What is Smart Group Training and how does it tie into the FMS? SGT is a system designed by Steve Long and Jared Woolever. The idea behind the system is to make it easy for Coaches to quickly know what movements are flagged as dysfunctional or painful on a student’s FMS and direct them to the appropriate alternative movement in a given program. For the student the system does a few things. It prevents you from building strength on a movement that probably is problematic. It also provides you with healthier alternatives that will lead to a better movement base. Finally it provides a positive feedback loop by rewarding the student with new training possibilities because of their work and success in improving their screen numbers. Once a student or athlete earns a 2 on a movement they are cleared to start building strength in that movement pattern.


 Pictured: The charts we use to help students and coaches ID what Lifts or Activities should be avoided, and what correctives to do instead.

Sounds cool right?! But why do students have to rescreen every 4 months? This is exactly what makes our program different from most other fitness and training programs! We care very much that you, the student, are able to continue training with as few interruptions (via injury) as possible. So we rescreen you every 4 months just to make sure nothing has started getting funky. Think of it like a safety inspection for your car. You see, with training sometimes you can develop mobility restrictions or asymmetries (right side more mobile than left for example). The sooner we catch it -the sooner we can start implementing a strategy that prevents something more serious. The best part is: It’s included! We do this for you, and we do it because it aligns with our values.

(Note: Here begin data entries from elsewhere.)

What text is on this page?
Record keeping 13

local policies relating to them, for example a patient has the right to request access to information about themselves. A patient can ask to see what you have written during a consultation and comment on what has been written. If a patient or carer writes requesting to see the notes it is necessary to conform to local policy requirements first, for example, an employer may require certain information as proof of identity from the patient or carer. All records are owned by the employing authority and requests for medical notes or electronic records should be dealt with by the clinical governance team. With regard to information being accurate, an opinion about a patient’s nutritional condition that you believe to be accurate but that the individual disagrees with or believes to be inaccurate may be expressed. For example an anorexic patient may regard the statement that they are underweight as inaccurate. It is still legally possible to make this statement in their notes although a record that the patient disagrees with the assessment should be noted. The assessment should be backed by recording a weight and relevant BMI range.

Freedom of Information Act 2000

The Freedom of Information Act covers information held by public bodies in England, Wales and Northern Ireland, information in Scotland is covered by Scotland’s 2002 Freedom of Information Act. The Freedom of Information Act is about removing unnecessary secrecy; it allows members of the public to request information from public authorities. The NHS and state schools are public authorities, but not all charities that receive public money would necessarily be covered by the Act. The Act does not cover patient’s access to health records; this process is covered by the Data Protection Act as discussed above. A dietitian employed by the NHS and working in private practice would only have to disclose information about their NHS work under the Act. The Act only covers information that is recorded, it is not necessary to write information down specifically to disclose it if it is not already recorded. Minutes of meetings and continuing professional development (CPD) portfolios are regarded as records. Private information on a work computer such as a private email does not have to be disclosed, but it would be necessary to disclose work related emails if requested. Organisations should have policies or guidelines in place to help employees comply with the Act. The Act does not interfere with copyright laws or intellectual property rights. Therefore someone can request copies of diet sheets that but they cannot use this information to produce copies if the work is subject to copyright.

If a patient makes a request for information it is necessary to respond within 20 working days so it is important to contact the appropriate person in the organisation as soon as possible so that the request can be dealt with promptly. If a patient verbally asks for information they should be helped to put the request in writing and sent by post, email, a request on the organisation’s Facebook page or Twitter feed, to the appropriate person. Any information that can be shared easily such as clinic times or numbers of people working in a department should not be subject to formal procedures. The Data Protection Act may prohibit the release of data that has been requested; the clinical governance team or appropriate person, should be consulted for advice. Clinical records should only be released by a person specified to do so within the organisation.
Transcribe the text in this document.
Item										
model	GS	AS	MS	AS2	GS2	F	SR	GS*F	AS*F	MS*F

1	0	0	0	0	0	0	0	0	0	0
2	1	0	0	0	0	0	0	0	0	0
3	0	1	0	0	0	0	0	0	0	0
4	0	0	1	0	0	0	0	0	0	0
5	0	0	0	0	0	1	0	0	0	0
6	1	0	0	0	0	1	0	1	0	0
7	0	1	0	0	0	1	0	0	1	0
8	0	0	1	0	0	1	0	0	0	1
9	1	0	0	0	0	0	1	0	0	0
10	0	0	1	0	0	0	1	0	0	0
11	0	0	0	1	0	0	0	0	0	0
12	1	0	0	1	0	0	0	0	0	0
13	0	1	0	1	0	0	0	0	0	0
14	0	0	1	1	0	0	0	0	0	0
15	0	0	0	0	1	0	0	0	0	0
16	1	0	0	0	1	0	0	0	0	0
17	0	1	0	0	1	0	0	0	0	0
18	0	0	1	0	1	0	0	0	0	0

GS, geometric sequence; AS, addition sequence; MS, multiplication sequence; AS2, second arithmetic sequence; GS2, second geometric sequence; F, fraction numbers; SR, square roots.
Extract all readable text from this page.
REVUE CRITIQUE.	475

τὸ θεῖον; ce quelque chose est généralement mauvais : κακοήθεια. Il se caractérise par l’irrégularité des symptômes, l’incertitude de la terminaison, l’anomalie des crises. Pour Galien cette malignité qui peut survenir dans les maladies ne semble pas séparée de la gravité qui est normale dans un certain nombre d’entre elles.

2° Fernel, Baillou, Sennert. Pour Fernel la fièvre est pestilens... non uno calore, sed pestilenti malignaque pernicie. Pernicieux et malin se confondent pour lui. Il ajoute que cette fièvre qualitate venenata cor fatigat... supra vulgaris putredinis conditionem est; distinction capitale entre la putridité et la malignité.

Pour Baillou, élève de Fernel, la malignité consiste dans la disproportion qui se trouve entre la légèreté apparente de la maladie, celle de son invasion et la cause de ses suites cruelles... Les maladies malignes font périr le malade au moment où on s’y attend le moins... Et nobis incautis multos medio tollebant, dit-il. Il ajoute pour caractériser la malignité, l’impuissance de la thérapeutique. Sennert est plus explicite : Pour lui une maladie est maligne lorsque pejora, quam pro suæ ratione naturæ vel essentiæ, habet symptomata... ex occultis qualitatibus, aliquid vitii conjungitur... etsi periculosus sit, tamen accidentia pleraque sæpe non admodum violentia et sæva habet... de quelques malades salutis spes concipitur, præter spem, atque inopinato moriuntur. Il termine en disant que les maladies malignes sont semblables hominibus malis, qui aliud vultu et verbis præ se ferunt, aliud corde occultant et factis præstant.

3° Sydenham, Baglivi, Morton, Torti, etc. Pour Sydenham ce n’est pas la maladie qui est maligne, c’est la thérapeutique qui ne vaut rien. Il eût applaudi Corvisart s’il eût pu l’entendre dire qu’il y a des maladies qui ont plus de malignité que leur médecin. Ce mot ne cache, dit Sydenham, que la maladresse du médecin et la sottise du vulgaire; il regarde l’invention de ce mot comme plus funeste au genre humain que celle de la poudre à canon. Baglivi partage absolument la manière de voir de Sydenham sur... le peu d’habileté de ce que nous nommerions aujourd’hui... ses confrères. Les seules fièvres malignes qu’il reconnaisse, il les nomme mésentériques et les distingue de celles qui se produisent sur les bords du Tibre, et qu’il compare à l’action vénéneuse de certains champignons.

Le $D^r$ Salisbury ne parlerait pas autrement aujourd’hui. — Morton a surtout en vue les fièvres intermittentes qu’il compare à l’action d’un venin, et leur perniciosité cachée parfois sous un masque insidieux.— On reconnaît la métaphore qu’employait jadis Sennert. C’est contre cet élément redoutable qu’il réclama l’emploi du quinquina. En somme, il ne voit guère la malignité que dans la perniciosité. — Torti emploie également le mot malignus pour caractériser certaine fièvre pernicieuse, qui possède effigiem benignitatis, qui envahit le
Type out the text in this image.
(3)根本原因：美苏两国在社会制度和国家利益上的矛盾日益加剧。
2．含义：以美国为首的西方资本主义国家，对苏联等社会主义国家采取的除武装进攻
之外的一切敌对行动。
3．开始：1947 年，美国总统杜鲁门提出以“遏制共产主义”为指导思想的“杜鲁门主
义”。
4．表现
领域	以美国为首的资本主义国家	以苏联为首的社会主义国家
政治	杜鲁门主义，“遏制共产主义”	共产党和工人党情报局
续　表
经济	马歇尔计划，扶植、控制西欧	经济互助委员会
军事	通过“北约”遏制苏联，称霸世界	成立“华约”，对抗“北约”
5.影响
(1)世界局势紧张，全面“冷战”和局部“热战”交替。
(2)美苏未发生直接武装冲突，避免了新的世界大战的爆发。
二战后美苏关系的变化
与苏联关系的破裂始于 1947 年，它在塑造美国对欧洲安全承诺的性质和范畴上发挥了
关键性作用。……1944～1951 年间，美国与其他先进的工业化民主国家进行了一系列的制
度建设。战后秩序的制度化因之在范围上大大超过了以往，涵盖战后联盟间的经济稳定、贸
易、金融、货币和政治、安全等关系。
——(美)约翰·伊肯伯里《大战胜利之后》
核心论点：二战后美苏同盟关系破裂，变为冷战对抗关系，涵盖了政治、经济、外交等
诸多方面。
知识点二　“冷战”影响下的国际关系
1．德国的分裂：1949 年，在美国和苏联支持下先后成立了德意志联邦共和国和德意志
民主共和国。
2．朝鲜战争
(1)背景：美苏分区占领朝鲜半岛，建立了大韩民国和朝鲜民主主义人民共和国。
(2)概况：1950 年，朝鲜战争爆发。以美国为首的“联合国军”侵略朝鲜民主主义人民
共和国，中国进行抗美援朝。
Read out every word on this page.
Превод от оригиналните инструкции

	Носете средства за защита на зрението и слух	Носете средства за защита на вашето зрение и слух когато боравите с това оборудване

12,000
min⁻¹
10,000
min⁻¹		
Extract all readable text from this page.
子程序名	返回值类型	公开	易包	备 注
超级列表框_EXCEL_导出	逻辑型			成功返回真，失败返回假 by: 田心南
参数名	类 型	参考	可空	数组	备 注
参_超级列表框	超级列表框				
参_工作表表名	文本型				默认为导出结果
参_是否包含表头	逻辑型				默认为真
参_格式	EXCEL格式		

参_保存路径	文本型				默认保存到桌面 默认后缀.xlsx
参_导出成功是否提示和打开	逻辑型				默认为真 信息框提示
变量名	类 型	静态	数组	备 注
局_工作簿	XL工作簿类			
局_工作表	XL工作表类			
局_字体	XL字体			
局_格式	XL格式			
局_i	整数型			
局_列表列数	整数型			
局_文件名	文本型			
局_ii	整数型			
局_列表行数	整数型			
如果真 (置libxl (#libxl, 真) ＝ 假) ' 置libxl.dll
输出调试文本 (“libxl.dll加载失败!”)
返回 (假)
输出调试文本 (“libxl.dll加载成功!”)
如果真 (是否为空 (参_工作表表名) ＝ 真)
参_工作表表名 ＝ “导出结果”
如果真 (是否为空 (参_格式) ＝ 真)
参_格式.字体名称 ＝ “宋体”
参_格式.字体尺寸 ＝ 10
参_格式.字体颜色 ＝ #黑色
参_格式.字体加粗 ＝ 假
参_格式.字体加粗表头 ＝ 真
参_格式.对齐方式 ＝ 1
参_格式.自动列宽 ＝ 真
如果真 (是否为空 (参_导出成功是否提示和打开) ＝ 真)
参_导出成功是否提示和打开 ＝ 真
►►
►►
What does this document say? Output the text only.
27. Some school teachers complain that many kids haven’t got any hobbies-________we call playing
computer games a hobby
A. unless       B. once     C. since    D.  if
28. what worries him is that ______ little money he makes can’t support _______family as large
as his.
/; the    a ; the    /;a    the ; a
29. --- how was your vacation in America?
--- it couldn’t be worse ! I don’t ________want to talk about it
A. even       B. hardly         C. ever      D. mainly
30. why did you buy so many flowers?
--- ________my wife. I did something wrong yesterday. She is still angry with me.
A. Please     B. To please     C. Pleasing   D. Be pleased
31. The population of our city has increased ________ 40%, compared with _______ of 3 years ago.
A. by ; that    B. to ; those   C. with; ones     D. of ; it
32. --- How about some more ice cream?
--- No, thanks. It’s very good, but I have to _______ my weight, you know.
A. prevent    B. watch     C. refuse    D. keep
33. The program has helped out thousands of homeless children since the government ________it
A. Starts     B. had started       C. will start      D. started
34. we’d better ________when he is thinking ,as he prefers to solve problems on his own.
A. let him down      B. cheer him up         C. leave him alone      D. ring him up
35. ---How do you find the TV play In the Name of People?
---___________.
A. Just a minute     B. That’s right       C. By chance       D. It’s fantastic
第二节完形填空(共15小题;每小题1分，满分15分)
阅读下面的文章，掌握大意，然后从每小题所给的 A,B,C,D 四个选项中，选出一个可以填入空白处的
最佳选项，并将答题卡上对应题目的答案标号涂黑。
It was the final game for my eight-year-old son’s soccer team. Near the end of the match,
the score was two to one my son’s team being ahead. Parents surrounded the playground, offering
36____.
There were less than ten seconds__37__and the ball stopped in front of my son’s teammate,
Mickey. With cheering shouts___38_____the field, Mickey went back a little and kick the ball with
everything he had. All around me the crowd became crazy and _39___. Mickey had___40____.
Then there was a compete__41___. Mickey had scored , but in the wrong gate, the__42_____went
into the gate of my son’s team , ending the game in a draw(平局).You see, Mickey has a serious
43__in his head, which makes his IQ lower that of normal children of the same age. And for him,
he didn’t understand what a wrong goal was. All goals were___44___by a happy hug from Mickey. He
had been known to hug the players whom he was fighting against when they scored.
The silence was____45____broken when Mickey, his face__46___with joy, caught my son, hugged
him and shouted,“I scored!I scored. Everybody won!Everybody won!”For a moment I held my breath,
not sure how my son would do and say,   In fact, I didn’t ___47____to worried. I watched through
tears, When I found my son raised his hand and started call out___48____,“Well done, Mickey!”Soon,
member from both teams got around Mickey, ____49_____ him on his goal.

In the past the FMS only screened the movements, but in recent years Functional Movement Systems has added to the screen some mobility and coordination screens that we think are super helpful. Ankle dorsiflexion (foot moving towards the knee) is the first mobility metric we look at via an Ankle Clearing screen. Basically want to see how far you can move your tibia (shin) forward past your toes without the heel coming off or you experiencing pain. Then we screen your ability to lower your body on one leg while reaching the other leg forward and returning upright with control and balance (basically like a pistol squat). Finally we look at your upper body cross body reach which screens the stability of the system when coordinating a PNF patterned upper body movement. All together this is referred to as the Motor Control Screen (MCS) and is a nice addition to the original FMS. We like to include the MCS for 2 key reasons. For one, it gives us more information on how your ankle moves. Could the lack of movement potential at the ankle be part of the reason why you have a hard time squatting? Or maybe you have great mobility at the ankle so that’s not why you find the squat or lunge to be so challenging. Secondly, it gives us a measure of how well your nervous system is integrating movement and balance. This can give us both a metric for how well you move upper/lower body and clues as to whether you truly have a mobility restriction, or a lack of stability is resulting in poor movement. It’s all about gathering as much intel about you to help you move better in your training and in your life.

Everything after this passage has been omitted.